Mesema settled down and picked up a piece of bread. The emperor kept his eyes on her, as if she were giving a performance. She didn’t think she could eat, no matter how delicious it smelled. She crumbled a bit of bread between her fingertips.

“We should arrive at the palace soon.” The emperor’s voice fell deep and heavy, as if just thinking about the palace made him tired.

“You’d rather stay in the desert,” she murmured. Not a question.

“Always.”

He reminded her of a Rider in winter, restless, waiting for the day the raids would begin, but for the emperor there would be no raids. The empire was at peace, if living with the pattern could be called peace.

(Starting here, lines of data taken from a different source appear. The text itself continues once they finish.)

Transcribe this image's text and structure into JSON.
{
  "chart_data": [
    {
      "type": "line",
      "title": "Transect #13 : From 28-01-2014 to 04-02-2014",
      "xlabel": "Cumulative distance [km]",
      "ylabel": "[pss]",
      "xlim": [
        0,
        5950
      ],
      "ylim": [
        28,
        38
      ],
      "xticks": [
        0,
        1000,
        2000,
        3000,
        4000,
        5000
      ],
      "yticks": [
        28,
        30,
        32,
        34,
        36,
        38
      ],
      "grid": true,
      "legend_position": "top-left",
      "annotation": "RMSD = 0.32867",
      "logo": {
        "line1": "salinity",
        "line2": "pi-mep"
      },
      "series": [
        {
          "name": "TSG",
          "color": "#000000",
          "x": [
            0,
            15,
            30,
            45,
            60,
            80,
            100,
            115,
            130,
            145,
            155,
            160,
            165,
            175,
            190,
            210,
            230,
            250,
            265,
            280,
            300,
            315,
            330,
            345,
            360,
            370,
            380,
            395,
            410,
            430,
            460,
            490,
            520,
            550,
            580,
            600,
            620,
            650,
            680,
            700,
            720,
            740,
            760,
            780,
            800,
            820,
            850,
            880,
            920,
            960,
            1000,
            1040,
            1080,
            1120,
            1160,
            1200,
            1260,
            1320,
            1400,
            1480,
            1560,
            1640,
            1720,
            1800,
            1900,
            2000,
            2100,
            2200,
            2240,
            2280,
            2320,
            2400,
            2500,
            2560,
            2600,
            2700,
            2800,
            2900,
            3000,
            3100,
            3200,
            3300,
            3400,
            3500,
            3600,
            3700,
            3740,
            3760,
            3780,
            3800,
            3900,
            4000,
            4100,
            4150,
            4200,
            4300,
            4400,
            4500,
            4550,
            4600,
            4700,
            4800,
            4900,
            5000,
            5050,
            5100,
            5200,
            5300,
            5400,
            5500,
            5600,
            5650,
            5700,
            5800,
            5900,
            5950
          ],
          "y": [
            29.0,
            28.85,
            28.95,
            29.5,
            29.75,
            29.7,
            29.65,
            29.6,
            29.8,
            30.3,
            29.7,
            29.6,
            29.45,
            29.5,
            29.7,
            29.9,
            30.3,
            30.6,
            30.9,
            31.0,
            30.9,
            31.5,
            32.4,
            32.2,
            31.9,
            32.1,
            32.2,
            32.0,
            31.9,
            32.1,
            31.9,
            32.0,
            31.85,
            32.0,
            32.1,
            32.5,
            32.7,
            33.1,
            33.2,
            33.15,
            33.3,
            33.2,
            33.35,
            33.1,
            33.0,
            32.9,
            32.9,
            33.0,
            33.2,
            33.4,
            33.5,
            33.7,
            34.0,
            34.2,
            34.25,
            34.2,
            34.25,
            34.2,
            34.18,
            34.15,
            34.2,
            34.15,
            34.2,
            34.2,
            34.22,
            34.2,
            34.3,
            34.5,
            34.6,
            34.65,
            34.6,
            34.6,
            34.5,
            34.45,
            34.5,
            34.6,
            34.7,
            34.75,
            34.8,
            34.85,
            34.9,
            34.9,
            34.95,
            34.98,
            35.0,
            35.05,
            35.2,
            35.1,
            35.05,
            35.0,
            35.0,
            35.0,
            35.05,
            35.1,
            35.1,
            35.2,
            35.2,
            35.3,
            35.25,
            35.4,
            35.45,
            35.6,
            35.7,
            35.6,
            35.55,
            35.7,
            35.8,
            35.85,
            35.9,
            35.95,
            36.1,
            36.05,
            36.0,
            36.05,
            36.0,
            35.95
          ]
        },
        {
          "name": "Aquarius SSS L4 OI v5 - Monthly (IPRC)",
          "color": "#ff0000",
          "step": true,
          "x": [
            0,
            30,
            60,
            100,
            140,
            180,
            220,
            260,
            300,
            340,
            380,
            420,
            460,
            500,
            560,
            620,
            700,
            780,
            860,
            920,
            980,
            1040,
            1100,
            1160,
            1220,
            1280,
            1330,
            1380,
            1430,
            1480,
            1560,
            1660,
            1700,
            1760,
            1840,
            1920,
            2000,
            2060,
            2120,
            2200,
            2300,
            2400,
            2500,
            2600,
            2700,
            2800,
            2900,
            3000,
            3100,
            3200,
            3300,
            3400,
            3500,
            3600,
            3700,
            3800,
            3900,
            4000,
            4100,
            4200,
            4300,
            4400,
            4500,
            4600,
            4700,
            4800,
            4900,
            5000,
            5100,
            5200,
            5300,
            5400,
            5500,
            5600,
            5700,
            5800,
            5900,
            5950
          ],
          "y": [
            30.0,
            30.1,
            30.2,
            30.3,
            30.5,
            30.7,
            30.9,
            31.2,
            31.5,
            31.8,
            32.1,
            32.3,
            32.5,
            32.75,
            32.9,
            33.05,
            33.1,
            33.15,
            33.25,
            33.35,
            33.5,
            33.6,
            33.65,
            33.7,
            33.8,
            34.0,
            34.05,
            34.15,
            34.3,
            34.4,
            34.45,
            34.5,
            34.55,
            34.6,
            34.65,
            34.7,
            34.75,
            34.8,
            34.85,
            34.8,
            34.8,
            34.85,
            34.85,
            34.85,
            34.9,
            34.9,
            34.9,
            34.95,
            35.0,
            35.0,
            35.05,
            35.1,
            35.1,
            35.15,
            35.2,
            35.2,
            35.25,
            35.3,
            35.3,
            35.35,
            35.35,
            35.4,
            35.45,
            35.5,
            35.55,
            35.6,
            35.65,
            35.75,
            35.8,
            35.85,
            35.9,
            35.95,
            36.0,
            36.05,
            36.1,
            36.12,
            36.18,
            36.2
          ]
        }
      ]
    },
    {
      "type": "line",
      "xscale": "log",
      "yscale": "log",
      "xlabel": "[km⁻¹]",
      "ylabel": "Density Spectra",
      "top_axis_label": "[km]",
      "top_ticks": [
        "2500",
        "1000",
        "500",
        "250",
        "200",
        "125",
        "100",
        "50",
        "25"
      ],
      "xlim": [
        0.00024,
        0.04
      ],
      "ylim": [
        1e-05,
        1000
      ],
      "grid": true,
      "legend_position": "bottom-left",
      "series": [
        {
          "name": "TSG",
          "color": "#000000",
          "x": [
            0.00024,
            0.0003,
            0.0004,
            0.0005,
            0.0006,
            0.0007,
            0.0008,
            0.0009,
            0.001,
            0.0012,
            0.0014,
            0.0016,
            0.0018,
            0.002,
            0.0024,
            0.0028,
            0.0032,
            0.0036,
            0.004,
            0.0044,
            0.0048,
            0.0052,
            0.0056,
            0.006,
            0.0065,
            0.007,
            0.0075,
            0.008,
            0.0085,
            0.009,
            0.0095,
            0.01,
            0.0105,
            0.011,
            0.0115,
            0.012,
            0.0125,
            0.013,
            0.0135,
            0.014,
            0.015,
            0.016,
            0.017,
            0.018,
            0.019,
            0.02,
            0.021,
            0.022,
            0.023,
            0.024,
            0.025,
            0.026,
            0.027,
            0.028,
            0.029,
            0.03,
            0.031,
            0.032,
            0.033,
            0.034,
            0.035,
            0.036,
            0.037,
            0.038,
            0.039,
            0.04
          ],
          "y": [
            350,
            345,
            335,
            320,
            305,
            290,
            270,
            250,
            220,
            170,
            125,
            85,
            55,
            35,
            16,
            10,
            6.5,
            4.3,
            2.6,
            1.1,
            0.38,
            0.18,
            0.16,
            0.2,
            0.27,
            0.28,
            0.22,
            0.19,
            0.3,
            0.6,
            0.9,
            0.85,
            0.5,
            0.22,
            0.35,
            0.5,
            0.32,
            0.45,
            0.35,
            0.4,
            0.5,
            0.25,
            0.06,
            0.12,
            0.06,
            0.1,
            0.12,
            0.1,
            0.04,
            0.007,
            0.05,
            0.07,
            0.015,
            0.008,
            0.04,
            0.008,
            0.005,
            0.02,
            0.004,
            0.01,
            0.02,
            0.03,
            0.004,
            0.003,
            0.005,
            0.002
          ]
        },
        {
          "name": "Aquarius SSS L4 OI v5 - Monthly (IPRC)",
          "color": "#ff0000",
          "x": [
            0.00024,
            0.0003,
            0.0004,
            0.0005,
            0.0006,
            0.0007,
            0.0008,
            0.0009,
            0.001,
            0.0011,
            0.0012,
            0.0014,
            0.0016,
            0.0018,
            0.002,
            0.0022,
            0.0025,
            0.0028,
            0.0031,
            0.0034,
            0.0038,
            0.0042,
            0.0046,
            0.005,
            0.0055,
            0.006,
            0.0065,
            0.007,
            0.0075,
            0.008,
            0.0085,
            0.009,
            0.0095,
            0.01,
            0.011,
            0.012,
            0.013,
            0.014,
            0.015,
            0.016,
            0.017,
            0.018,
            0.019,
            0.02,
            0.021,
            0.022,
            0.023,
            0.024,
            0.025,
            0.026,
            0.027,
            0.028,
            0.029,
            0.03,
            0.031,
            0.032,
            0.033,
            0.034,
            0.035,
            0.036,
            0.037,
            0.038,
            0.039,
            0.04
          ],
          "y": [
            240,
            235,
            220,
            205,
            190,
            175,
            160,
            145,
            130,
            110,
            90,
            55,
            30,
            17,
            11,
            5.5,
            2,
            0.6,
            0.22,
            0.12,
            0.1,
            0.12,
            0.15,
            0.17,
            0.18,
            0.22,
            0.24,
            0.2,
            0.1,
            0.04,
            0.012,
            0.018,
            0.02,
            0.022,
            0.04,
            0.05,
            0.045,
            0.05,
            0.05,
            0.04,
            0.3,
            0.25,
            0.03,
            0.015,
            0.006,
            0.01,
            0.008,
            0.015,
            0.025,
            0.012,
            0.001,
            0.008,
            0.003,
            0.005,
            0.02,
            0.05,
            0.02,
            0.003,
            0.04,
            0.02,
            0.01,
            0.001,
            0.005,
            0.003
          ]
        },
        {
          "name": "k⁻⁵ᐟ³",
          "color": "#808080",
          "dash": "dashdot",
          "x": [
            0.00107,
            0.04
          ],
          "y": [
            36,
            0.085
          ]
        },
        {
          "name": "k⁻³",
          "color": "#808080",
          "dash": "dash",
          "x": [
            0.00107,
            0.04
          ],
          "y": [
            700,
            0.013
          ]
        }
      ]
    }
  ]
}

“What is the palace like, Your Majesty?”

He smiled. “Like a garden full of snakes.”

Like me. Mesema tried to bite the bread, but ended up just brushing it against her lips. The crust felt sharp and tough. She tried to push the evening’s vision from her mind.

“Something worries you, Zabrina.”

“Yes.” She took a gulp from her goblet- wine, they called it. She shaped the Cerantic word as the wine ran over her tongue, deciding how much to say. “The wind showed me something in the sand, Your Magnificence.”

He raised his eyebrows.

“I saw the pattern.” She left out the rest, for now, and it made an empty space in the room.

He stared at her, his hand clutched around his goblet. “You play a game with me?” He lifted it in a rough movement and the wine sloshed over the side and ran across his fingers, but he didn’t take a drink. “There are enough women in the palace who play games. Perhaps I should have sent you home to your father.”

“I…” Banreh had warned her to keep silent. Mesema looked down at her hands. A smudge of blue showed on her fingertip, a threatening touch of colour. Everything seemed to slow as she wiped the mark against her skirt. She felt the soft threads against her finger, the fabric moving against her thigh, the sweat on the back of her hand. It’s just a mark from the colour they put on my eyes. It’s from the soap. It’s from the dye in my clothing. But when she looked at her finger again, the spot remained, taking the shape of a crescent moon. It sent a message she couldn’t read, though she knew it to be fearsome.

“What is it?” the emperor asked, putting his drink aside. She had nearly forgotten him. He would kill her now.

“Nothing.” Run. Go now-find Tumble and go. But she hadn’t run the first time, when she saw the vision in Mirra’s garden, and she wouldn’t run now. The emperor stared across the table at her, and she kept still as a tent pole. His face remained that of a stranger, his expressions alien and unreadable, except when transformed by anger.

“Show me.” He knocked the pile of food aside with his elbow and grabbed her hand. Fruit fell and rolled against her slippers as he examined her fingers. He must have felt her hand shaking. He must have felt her fear.

To end here, in the desert… She had seen death fly through her village on the back of red-hoofed horses. Jakar’s clouded eyes made a hollow in her that she felt to this day. Iron was terrible, but the pattern was worse. The pattern wrote your end upon you. It made you wait, knowing your death, wondering to what sinister goal you were to give your life’s breath.

At long last the emperor looked up and told her what she already knew. “A tiny moon.”

“No!”

“A pattern-mark.” His lips grew tight.

“It’s not!” Her mouth lied without asking permission.

He let go and patted her hand. “Don’t let anybody see it.” She watched him. He should kill her, or at least call his guards and have her removed, but instead he drank again from his goblet. If she were to guess at his expression now, she would call it worried. No, he will not kill me. It is I who will kill him. Would the pattern make her do it? At last she said, “I’ll… I’ll be careful.”